In the primary analysis, there was no difference in the duration of continuous therapy between the 2 groups whether the difference was measured by mean (20.1 hours for RAC and 19.8 hours for LEV group) or median (18.3 hours for RAC and 16.0 hours for LEV group) duration of continuous therapy. In addition, the median time until fit for discharge was 45 hours for RAC and 46 hours for LEV. There were no differences in the asthma severity scores or individual clinical measures, such as respiratory rates, pulse oximetry readings, etc, across the time of therapy.

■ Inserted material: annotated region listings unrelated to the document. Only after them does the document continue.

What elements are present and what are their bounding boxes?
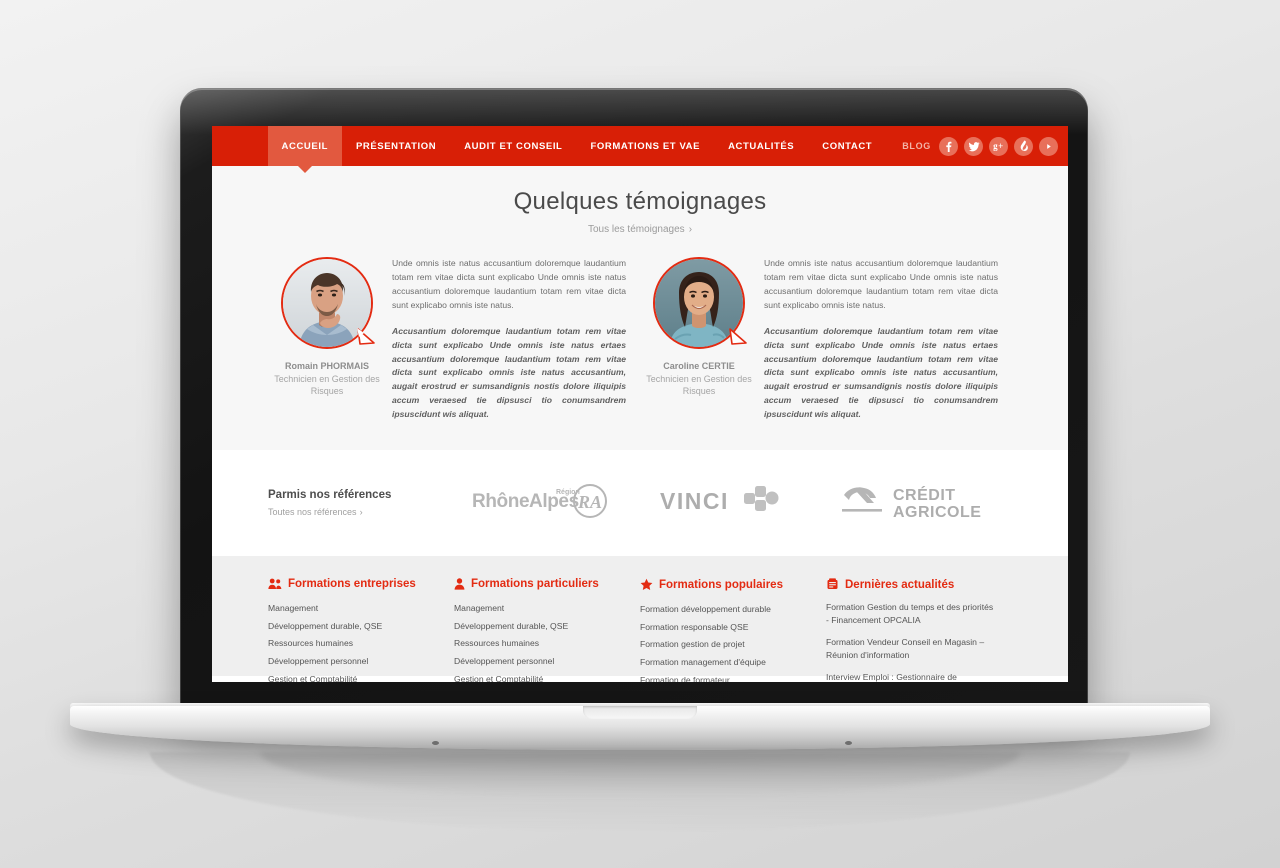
nav-label-formations-vae: FORMATIONS ET VAE <box>590 140 701 152</box>
testimonial-text: Unde omnis iste natus accusantium dolore… <box>758 257 998 422</box>
google-plus-icon[interactable]: g+ <box>989 136 1008 156</box>
credit-agricole-logo[interactable]: CRÉDIT AGRICOLE <box>838 479 988 528</box>
footer-links: Formations entreprises Management Dévelo… <box>212 556 1068 682</box>
nav-item-actualites[interactable]: ACTUALITÉS <box>714 126 808 166</box>
social-links: g+ <box>939 126 1068 166</box>
footer-column-dernieres-actualites: Dernières actualités Formation Gestion d… <box>826 578 1012 682</box>
testimonial-name: Caroline CERTIE <box>663 361 735 371</box>
nav-label-presentation: PRÉSENTATION <box>355 140 437 152</box>
testimonial-author: Romain PHORMAIS Technicien en Gestion de… <box>268 257 386 422</box>
speech-bubble-tail-icon <box>356 327 375 345</box>
vinci-logo[interactable]: VINCI <box>660 481 790 526</box>
page-title: Quelques témoignages <box>513 188 767 215</box>
google-plus-glyph: g+ <box>993 141 1004 151</box>
chevron-right-icon: › <box>359 507 363 518</box>
people-icon <box>268 578 282 590</box>
all-testimonials-label: Tous les témoignages <box>587 224 685 235</box>
testimonial-paragraph-1: Unde omnis iste natus accusantium dolore… <box>764 258 998 310</box>
svg-text:VINCI: VINCI <box>660 488 729 514</box>
all-references-link[interactable]: Toutes nos références › <box>268 507 448 517</box>
svg-text:CRÉDIT: CRÉDIT <box>893 485 956 504</box>
client-logos: Rhône Alpes Région RA VINCI CRÉDIT AGRIC… <box>448 479 1012 528</box>
testimonial-card: Romain PHORMAIS Technicien en Gestion de… <box>268 257 640 422</box>
footer-column-title: Dernières actualités <box>845 578 955 591</box>
nav-label-actualites: ACTUALITÉS <box>728 140 795 152</box>
nav-label-contact: CONTACT <box>822 140 873 152</box>
nav-item-contact[interactable]: CONTACT <box>808 126 886 166</box>
footer-news-item[interactable]: Formation Vendeur Conseil en Magasin – R… <box>826 636 996 662</box>
testimonial-paragraph-2: Accusantium doloremque laudantium totam … <box>764 325 998 420</box>
footer-link[interactable]: Formation gestion de projet <box>640 636 810 654</box>
testimonials-grid: Romain PHORMAIS Technicien en Gestion de… <box>212 235 1068 422</box>
all-references-label: Toutes nos références <box>268 507 357 518</box>
star-icon <box>640 578 653 591</box>
person-icon <box>454 578 465 590</box>
blog-label[interactable]: BLOG <box>886 126 939 166</box>
testimonial-role: Technicien en Gestion des Risques <box>646 374 752 397</box>
svg-text:Rhône: Rhône <box>472 491 529 512</box>
laptop-mockup: ACCUEIL PRÉSENTATION AUDIT ET CONSEIL FO… <box>0 0 1280 868</box>
footer-link[interactable]: Management <box>454 600 624 618</box>
references-heading-block: Parmis nos références Toutes nos référen… <box>268 489 448 517</box>
footer-link[interactable]: Formation responsable QSE <box>640 619 810 637</box>
testimonials-section: Quelques témoignages Tous les témoignage… <box>212 166 1068 451</box>
nav-item-presentation[interactable]: PRÉSENTATION <box>342 126 450 166</box>
testimonial-name: Romain PHORMAIS <box>284 361 369 371</box>
footer-link[interactable]: Ressources humaines <box>454 635 624 653</box>
nav-item-accueil[interactable]: ACCUEIL <box>267 126 342 173</box>
laptop-screen: ACCUEIL PRÉSENTATION AUDIT ET CONSEIL FO… <box>212 126 1068 682</box>
laptop-foot-left <box>432 741 439 745</box>
viadeo-icon[interactable] <box>1014 136 1033 156</box>
chevron-right-icon: › <box>688 224 693 235</box>
svg-text:RA: RA <box>577 492 602 512</box>
footer-column-formations-entreprises: Formations entreprises Management Dévelo… <box>268 578 454 682</box>
testimonial-paragraph-2: Accusantium doloremque laudantium totam … <box>392 325 626 420</box>
footer-column-formations-particuliers: Formations particuliers Management Dével… <box>454 578 640 682</box>
footer-link[interactable]: Formation développement durable <box>640 601 810 619</box>
svg-text:AGRICOLE: AGRICOLE <box>893 504 981 521</box>
references-section: Parmis nos références Toutes nos référen… <box>212 450 1068 557</box>
nav-label-accueil: ACCUEIL <box>281 140 328 152</box>
testimonial-author: Caroline CERTIE Technicien en Gestion de… <box>640 257 758 422</box>
avatar-wrap <box>653 257 747 349</box>
twitter-icon[interactable] <box>964 136 983 156</box>
footer-link[interactable]: Développement durable, QSE <box>268 618 438 636</box>
nav-item-audit-conseil[interactable]: AUDIT ET CONSEIL <box>450 126 576 166</box>
speech-bubble-tail-icon <box>728 327 747 345</box>
rhone-alpes-logo[interactable]: Rhône Alpes Région RA <box>472 481 612 526</box>
avatar-wrap <box>281 257 375 349</box>
all-testimonials-link[interactable]: Tous les témoignages › <box>212 224 1068 235</box>
footer-link[interactable]: Management <box>268 600 438 618</box>
footer-link[interactable]: Ressources humaines <box>268 635 438 653</box>
nav-item-formations-vae[interactable]: FORMATIONS ET VAE <box>576 126 714 166</box>
news-icon <box>826 578 839 591</box>
active-tab-caret-icon <box>297 166 312 173</box>
references-title: Parmis nos références <box>268 489 392 502</box>
footer-column-title: Formations particuliers <box>471 578 599 591</box>
laptop-base-notch <box>583 706 697 719</box>
nav-label-audit-conseil: AUDIT ET CONSEIL <box>464 140 563 152</box>
footer-link[interactable]: Développement durable, QSE <box>454 618 624 636</box>
testimonial-role: Technicien en Gestion des Risques <box>274 374 380 397</box>
testimonial-text: Unde omnis iste natus accusantium dolore… <box>386 257 626 422</box>
website-page: ACCUEIL PRÉSENTATION AUDIT ET CONSEIL FO… <box>212 126 1068 682</box>
laptop-foot-right <box>845 741 852 745</box>
screen-bottom-fade <box>212 666 1068 682</box>
testimonial-card: Caroline CERTIE Technicien en Gestion de… <box>640 257 1012 422</box>
footer-column-title: Formations entreprises <box>288 578 416 591</box>
youtube-icon[interactable] <box>1039 136 1058 156</box>
facebook-icon[interactable] <box>939 136 958 156</box>
footer-column-header: Formations populaires <box>640 578 810 591</box>
main-navigation: ACCUEIL PRÉSENTATION AUDIT ET CONSEIL FO… <box>212 126 1068 173</box>
footer-column-formations-populaires: Formations populaires Formation développ… <box>640 578 826 682</box>
nav-left-spacer <box>212 126 268 166</box>
footer-column-header: Dernières actualités <box>826 578 996 591</box>
footer-column-title: Formations populaires <box>659 578 783 591</box>
footer-column-header: Formations particuliers <box>454 578 624 590</box>
footer-news-item[interactable]: Formation Gestion du temps et des priori… <box>826 601 996 627</box>
testimonial-paragraph-1: Unde omnis iste natus accusantium dolore… <box>392 258 626 310</box>
footer-column-header: Formations entreprises <box>268 578 438 590</box>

The authors concluded that there is no benefit to using LEV instead of RAC for continuous treatment of status asthmaticus after failing initial ED treatment.
Viewpoint
It is important to recognize the limitations of the application of these data. First, it is important to note that both the authors and accompanying editorialists noted that the largest randomized trial in children using intermittent RAC compared with LEV demonstrated a lower hospitalization rate in children receiving LEV. That trial had its own limitations, but it did include a large sample of more than 500 children. The study reviewed here took place after the initial failure of ED treatment, so it does not obviate the possibility that LEV may provide benefit by intermittent use upon presentation to the ED. Instead, it means that the investigators were unable to demonstrate a benefit after admission. I was most struck by the overall lack of difference in time to discharge. Although children in the RAC group in this study were more likely to relapse into need for continuous therapy once weaned to intermittent, this made no difference in overall hospital time, the largest driver of asthma costs from the hospital standpoint. Given the fact that LEV is more expensive than RAC, its use after admission may not be warranted.